もちろん現行のロードバイクのシートステーを切断しても剛性は変わらないかもしれないが、クライスヴァイクが証言するように乗り心地には影響するだろう。だが、その設計はすでにサーヴェロ P5X(トライアスロン用バイク)で実行済みかつ、現状それほど難しくないのだと言う。

「シートステーをなくそうと思えば(できるが)…もちろんデザインや配置から設計をし直さなければならないだろう。ただ、”世界の終わりだ!”と嘆くほど難しい作業ではないんだよね」

シートステーが阻むロードバイクの進化

実は、今回の出来事の大分前よりサーヴェロは「シートステー不要論」を唱えている。最後にロイ氏によるシートステーを存続させているUCI規定への恨み節をどうぞ。

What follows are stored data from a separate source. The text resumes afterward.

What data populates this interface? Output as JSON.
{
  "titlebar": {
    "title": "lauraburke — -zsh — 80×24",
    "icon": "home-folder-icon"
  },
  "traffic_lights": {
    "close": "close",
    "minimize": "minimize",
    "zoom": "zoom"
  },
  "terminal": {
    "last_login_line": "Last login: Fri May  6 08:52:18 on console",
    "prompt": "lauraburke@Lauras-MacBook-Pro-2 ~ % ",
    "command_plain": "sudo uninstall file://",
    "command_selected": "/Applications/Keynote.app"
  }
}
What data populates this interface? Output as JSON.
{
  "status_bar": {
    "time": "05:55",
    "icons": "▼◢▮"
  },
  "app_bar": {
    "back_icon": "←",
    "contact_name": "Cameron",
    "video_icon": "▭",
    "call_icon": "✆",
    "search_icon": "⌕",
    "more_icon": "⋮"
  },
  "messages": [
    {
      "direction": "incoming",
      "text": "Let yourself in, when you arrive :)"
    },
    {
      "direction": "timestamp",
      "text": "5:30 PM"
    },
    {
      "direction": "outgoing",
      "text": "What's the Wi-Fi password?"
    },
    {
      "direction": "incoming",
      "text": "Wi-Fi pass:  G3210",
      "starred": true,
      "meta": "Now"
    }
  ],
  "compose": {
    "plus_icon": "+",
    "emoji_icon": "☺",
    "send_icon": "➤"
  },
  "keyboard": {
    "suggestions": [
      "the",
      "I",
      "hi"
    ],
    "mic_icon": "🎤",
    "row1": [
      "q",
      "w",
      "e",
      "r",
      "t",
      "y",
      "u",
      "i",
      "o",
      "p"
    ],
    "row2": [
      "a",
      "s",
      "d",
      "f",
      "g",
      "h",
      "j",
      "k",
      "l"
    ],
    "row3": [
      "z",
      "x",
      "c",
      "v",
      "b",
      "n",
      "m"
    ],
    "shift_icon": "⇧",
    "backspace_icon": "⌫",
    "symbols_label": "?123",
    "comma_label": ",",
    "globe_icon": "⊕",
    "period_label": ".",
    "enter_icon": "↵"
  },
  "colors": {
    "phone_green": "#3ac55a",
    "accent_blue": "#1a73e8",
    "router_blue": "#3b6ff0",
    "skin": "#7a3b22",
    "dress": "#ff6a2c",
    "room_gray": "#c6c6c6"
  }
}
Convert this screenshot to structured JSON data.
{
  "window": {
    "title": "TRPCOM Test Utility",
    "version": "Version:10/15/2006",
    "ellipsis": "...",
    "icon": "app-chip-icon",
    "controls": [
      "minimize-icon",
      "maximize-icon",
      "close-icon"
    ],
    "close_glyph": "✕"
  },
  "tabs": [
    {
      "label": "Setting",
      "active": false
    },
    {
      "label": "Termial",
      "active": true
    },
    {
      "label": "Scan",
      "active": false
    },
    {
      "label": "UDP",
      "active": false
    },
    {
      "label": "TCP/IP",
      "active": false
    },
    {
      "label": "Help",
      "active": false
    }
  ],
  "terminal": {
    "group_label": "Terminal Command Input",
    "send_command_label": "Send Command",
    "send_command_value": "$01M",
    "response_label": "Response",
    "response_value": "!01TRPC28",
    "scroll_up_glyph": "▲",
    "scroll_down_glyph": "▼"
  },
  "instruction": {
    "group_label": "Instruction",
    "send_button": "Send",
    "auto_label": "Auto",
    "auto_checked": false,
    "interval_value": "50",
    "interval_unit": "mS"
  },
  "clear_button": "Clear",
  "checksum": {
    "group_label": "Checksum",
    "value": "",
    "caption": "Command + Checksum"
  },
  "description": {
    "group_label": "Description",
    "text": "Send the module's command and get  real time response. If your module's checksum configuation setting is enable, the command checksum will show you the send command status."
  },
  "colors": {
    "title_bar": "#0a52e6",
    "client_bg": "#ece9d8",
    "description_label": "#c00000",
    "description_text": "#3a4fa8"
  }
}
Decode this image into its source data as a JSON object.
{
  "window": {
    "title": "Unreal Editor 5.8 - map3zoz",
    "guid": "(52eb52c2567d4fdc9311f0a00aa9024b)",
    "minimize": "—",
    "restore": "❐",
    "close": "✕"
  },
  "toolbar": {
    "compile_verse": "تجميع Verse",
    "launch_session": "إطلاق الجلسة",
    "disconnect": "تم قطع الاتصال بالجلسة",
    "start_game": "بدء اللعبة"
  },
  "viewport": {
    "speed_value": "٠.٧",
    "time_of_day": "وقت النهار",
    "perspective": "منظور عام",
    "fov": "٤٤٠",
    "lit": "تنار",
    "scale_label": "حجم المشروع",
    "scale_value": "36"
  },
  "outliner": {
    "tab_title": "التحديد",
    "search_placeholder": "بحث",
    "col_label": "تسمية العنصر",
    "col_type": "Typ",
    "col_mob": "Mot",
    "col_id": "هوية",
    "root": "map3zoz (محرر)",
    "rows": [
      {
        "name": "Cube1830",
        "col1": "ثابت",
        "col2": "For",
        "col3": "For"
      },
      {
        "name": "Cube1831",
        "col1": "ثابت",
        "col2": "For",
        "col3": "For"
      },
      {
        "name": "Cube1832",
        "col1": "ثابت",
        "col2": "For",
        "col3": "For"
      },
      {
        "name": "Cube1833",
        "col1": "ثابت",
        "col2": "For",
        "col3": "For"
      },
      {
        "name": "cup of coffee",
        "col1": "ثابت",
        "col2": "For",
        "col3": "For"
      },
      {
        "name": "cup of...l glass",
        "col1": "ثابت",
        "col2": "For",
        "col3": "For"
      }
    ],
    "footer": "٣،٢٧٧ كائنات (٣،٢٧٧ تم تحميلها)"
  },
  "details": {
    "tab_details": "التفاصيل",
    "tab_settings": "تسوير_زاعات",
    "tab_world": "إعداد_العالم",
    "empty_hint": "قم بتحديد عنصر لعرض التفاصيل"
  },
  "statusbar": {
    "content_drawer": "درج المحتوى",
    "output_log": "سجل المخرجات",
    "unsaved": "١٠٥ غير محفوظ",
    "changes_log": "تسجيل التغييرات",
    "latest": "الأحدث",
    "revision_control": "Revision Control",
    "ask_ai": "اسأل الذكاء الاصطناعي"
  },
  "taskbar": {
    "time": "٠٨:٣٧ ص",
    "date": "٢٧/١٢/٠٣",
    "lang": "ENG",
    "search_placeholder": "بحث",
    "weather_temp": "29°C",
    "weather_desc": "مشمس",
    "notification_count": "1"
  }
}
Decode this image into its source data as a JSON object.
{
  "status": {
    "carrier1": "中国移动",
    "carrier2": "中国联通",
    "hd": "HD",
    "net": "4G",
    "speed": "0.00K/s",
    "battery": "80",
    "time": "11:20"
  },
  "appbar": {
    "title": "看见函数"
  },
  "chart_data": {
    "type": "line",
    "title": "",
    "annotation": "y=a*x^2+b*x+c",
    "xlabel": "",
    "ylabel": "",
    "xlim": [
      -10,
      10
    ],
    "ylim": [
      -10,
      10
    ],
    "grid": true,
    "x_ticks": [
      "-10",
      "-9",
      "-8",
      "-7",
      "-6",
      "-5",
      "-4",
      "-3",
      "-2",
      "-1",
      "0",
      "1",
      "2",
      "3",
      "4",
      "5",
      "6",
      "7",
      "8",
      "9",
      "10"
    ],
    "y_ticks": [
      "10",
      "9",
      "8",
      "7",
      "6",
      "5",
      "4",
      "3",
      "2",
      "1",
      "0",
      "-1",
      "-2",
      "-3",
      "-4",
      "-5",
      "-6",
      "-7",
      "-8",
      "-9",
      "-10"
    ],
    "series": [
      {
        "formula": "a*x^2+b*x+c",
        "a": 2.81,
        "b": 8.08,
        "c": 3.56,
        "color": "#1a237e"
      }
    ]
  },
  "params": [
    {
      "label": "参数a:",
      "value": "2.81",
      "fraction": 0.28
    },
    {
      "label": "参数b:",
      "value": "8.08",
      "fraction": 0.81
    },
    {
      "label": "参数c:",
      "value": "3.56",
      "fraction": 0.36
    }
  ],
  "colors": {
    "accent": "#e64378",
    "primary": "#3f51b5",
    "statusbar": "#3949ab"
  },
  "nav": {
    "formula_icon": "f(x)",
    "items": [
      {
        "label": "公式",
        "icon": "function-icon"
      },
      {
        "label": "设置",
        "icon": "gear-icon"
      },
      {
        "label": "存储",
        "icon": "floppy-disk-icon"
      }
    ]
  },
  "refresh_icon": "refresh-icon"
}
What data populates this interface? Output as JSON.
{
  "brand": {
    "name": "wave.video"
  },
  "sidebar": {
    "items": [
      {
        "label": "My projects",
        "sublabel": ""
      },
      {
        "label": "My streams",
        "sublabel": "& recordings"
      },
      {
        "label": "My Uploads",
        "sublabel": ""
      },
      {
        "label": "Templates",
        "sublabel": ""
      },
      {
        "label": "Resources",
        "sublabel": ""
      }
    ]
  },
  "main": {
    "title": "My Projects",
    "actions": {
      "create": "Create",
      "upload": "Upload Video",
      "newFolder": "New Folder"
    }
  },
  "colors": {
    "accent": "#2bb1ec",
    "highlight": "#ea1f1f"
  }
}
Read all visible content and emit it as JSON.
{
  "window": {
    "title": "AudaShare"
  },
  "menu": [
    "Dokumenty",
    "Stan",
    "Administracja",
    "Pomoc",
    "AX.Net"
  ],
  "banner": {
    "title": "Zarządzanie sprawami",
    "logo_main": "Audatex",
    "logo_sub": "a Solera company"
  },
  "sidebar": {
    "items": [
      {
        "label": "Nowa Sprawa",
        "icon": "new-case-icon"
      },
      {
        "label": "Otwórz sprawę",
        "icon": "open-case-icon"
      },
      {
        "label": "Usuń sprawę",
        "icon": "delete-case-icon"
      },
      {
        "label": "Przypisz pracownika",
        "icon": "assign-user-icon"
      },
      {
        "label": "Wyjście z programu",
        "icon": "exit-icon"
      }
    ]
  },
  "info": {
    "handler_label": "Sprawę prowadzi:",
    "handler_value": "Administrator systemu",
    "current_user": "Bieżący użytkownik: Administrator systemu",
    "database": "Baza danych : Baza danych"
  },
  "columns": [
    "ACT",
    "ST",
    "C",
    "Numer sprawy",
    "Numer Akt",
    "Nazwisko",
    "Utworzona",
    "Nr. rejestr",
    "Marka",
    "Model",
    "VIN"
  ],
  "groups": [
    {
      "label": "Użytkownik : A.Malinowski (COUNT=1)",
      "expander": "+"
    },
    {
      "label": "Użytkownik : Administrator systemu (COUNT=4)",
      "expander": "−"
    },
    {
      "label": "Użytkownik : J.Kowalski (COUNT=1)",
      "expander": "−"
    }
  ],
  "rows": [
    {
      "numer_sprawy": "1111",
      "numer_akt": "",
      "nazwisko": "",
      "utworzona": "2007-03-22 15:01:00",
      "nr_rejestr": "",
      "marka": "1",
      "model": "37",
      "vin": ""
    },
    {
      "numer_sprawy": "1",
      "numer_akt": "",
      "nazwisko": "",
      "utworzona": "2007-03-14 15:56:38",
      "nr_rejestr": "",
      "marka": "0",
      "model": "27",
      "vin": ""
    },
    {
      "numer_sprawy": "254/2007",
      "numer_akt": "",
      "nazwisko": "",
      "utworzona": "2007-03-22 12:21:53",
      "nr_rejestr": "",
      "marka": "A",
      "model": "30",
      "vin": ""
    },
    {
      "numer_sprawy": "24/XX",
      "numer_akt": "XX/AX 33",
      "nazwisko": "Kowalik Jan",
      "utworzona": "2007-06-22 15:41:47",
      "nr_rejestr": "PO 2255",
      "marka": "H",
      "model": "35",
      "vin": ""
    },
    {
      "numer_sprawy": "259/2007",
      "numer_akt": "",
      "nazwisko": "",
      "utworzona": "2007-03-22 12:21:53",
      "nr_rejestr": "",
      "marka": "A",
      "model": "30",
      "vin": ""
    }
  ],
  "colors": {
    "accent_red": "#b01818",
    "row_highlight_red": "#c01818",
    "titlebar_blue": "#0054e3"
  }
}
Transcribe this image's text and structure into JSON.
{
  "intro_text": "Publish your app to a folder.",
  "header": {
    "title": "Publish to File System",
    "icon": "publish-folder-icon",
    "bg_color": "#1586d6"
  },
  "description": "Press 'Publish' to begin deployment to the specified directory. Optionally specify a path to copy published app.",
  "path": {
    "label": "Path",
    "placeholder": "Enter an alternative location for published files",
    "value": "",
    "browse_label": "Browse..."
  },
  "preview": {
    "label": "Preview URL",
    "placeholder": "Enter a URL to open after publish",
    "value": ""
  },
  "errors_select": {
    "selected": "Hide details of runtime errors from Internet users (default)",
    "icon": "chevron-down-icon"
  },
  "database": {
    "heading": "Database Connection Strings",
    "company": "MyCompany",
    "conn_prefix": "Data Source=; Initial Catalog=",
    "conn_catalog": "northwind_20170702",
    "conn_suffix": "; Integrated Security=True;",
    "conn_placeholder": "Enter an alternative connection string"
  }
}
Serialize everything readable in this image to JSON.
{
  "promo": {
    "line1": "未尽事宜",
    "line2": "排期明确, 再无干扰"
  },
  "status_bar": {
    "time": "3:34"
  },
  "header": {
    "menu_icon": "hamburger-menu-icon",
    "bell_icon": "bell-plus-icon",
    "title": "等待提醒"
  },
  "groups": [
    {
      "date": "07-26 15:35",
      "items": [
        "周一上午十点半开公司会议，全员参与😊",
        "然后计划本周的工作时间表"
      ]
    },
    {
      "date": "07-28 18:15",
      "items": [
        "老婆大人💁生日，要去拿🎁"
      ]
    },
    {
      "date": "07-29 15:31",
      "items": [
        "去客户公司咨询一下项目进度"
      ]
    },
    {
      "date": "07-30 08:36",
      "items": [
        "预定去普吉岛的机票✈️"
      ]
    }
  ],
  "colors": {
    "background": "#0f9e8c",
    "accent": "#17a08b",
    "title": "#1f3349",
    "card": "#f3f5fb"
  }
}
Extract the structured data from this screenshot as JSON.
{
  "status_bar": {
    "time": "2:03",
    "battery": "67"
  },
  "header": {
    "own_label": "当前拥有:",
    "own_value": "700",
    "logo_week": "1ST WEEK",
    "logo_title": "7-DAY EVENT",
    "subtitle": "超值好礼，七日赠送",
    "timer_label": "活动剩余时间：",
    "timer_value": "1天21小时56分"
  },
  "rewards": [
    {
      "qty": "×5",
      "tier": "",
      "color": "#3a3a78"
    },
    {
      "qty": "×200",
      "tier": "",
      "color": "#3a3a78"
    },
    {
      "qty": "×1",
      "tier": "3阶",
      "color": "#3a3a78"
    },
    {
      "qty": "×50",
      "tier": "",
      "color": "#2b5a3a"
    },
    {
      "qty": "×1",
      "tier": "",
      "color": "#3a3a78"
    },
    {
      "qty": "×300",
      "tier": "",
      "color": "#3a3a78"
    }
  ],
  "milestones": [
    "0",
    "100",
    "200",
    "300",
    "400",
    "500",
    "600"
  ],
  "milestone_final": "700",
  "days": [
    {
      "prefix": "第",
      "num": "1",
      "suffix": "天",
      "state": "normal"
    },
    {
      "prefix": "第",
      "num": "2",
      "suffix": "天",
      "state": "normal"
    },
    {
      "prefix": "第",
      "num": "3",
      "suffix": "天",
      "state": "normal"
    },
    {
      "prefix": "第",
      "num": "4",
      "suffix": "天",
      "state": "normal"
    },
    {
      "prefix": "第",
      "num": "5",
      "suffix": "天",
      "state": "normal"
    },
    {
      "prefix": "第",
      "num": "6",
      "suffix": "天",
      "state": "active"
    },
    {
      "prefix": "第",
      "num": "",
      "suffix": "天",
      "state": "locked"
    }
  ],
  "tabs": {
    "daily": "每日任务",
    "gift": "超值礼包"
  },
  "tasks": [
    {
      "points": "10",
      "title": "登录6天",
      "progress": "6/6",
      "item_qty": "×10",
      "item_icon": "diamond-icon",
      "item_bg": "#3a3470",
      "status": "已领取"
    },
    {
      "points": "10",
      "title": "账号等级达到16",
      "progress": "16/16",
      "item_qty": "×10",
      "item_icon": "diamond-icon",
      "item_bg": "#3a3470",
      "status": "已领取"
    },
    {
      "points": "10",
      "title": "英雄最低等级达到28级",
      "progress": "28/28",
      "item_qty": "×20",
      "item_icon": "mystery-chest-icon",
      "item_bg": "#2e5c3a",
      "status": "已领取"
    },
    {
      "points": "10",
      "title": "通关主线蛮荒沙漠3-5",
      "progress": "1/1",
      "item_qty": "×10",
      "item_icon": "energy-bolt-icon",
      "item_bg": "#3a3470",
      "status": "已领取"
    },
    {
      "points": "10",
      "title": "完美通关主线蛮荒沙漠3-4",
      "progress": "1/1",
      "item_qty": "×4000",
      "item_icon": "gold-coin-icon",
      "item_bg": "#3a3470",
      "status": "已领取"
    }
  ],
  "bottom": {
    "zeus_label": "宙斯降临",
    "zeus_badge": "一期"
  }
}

シートステーを取り除くことで得られるメリットは、シートステーの重量や阻害される空力などのデメリットを上回る。UCIによるこの規定はこのスポーツにおける伝統を守る目的なのだろうし、それは構わないと思っている。だが、その規定の届かないトライアスロンのバイクを見ていると”これが最先端のテクノロジー”だと…ワクワクするんだよね」

以上、とても正直なサーヴェロの開発者さんでした。